"No pain, no gain! Yearn for the burn!" With these athlete battle cries deeply imbedded in our minds, it's no wonder people shy away from exercise — they think it's too hard, so why bother. Truth is, you don't need to exercise until you're blue in the face for it to be effective. Even light to moderate physical activity can offer health and fitness benefits.
The CSEP guidelines recommend adults accumulate at least 150 minutes of moderate- to vigorous-intensity aerobic physical activity per week, in bouts of 10 minutes or more.. Regular exercise reduces the risk of heart disease, diabetes, obesity, and certain types of cancer. Most importantly, working out makes you feel good and improves your quality of life.

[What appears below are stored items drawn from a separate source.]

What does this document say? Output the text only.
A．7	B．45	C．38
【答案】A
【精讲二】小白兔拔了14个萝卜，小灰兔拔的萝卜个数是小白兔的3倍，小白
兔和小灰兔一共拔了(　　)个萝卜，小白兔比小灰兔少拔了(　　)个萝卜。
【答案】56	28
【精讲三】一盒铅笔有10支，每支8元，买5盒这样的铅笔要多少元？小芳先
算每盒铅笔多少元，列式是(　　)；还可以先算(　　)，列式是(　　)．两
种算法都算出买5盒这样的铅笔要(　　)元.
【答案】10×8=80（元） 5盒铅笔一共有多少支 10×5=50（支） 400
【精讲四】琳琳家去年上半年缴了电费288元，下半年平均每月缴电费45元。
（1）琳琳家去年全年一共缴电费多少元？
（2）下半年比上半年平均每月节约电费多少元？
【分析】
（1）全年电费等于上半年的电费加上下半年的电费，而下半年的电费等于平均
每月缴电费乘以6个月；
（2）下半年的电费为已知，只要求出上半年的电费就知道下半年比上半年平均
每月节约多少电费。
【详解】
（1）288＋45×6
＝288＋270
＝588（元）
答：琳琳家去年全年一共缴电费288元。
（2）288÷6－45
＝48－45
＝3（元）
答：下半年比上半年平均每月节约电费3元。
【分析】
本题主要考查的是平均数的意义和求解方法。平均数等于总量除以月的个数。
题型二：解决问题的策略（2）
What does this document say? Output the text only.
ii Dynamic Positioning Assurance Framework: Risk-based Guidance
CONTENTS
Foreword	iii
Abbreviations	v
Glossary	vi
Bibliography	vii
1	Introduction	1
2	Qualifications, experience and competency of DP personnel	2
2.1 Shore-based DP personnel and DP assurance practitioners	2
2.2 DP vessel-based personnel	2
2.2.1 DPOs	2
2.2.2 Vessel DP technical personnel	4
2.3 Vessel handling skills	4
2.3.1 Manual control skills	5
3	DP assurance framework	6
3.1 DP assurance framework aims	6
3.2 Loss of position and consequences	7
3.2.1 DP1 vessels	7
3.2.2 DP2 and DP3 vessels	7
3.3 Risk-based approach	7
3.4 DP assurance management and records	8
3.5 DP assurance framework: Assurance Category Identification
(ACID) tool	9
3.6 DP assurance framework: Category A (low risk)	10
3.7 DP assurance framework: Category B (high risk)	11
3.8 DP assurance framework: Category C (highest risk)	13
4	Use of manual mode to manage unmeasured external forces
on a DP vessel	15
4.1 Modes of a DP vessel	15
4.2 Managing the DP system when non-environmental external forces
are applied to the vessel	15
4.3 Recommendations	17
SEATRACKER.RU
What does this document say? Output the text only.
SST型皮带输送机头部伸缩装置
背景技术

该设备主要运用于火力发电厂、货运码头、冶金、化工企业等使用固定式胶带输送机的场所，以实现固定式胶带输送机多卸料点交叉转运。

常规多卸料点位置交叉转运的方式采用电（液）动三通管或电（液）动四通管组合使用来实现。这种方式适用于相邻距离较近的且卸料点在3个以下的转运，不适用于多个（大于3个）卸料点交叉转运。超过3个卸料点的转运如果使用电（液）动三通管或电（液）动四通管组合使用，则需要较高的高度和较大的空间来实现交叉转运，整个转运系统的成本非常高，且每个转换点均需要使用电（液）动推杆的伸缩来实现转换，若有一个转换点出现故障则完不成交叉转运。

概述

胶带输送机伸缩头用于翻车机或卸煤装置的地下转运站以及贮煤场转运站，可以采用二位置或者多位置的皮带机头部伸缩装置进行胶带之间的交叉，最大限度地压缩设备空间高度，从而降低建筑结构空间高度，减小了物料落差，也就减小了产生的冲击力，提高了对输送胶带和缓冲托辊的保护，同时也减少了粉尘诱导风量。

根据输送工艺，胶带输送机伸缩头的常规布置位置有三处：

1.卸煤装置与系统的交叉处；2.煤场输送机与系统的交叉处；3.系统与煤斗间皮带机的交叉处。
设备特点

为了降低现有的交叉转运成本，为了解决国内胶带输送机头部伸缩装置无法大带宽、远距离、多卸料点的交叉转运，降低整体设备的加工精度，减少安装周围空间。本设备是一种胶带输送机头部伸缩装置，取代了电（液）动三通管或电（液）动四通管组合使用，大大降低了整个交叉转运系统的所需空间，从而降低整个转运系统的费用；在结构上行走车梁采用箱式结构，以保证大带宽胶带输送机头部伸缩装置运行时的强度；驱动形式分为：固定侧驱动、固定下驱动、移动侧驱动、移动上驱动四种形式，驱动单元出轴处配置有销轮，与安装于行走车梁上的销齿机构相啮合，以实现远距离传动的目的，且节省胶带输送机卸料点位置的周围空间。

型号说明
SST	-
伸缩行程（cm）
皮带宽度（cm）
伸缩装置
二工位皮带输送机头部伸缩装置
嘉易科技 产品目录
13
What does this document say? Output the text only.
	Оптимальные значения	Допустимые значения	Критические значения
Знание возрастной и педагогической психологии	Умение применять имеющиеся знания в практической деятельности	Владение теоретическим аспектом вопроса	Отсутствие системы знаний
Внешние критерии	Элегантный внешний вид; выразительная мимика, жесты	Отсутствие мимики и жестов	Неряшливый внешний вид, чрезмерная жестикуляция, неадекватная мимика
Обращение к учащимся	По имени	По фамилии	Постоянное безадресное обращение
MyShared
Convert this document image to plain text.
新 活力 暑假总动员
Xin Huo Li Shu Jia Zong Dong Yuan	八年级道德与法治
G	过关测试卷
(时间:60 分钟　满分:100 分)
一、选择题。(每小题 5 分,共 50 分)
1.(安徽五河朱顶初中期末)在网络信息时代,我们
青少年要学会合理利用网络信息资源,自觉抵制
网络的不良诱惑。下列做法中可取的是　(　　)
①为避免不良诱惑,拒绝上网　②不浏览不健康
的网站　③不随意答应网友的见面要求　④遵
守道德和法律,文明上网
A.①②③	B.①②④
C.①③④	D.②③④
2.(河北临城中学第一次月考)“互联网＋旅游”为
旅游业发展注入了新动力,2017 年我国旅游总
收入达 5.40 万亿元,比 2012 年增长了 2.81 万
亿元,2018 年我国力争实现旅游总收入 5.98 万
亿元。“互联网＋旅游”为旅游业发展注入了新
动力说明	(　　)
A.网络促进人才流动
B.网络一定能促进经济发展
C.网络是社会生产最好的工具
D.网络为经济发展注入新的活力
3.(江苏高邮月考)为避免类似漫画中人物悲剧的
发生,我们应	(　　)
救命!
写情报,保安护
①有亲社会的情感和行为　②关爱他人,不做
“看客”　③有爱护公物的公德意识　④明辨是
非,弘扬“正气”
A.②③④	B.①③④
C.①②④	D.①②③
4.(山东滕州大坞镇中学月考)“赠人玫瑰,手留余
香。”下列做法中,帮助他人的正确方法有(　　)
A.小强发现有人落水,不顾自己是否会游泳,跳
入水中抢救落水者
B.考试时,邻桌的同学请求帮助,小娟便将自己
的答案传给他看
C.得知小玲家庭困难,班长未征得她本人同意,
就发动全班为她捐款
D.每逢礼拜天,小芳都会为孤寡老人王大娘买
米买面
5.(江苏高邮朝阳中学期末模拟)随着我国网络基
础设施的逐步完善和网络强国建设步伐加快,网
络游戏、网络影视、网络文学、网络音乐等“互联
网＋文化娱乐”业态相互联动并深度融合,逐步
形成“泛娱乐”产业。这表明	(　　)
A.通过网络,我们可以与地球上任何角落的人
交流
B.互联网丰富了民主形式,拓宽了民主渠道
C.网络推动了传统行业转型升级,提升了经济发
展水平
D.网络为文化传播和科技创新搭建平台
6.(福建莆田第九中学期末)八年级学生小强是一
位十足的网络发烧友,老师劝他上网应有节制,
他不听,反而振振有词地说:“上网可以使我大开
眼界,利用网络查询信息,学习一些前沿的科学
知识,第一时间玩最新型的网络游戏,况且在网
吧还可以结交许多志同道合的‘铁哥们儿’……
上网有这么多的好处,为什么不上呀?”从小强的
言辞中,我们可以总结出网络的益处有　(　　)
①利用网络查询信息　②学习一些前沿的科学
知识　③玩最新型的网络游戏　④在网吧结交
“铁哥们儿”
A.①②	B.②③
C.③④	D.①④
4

Walking is, by far, the most popular form of exercise today. It's a very functional activity often taken for granted and seldom appreciated. But you need not trudge away on a treadmill until your clothes are sopping wet. A leisurely walk done for a longer duration can be just as effective and burn the same number of calories as its higher-intensity cousin.
Easy does it
Ease into your walking program. Build your fitness base by walking at a comfortable pace for short durations, perhaps five- to ten-minute sessions. Even if you think you can do more, resist the temptation: Doing too much too soon can cause undue fatigue and muscle soreness. And be sure to wear a comfortable pair of walking shoes.
You're more apt to stick with exercise if you like what you're doing, so focus first on fun. Exercise in your favourite places. Try trail walking if you like the woods. Go for a walk on the beach or around the lake if you're a water baby. Join a mall-walking club if you live in an area with harsh winter weather. You might even join your local health club if it'll make you "walk the straight and narrow." But the same "easy-does-it" rules apply; don't worry about how hard everyone else is working.
Move to improve
As your fitness level improves, you can alter the variables to add kick to the workout. But this doesn't have to mean just increasing your pace (intensity), or exercising longer (time). If you don't like to sweat, you can also add an extra day to your routine (frequency).
It's all about what you like! Enjoy your exercise.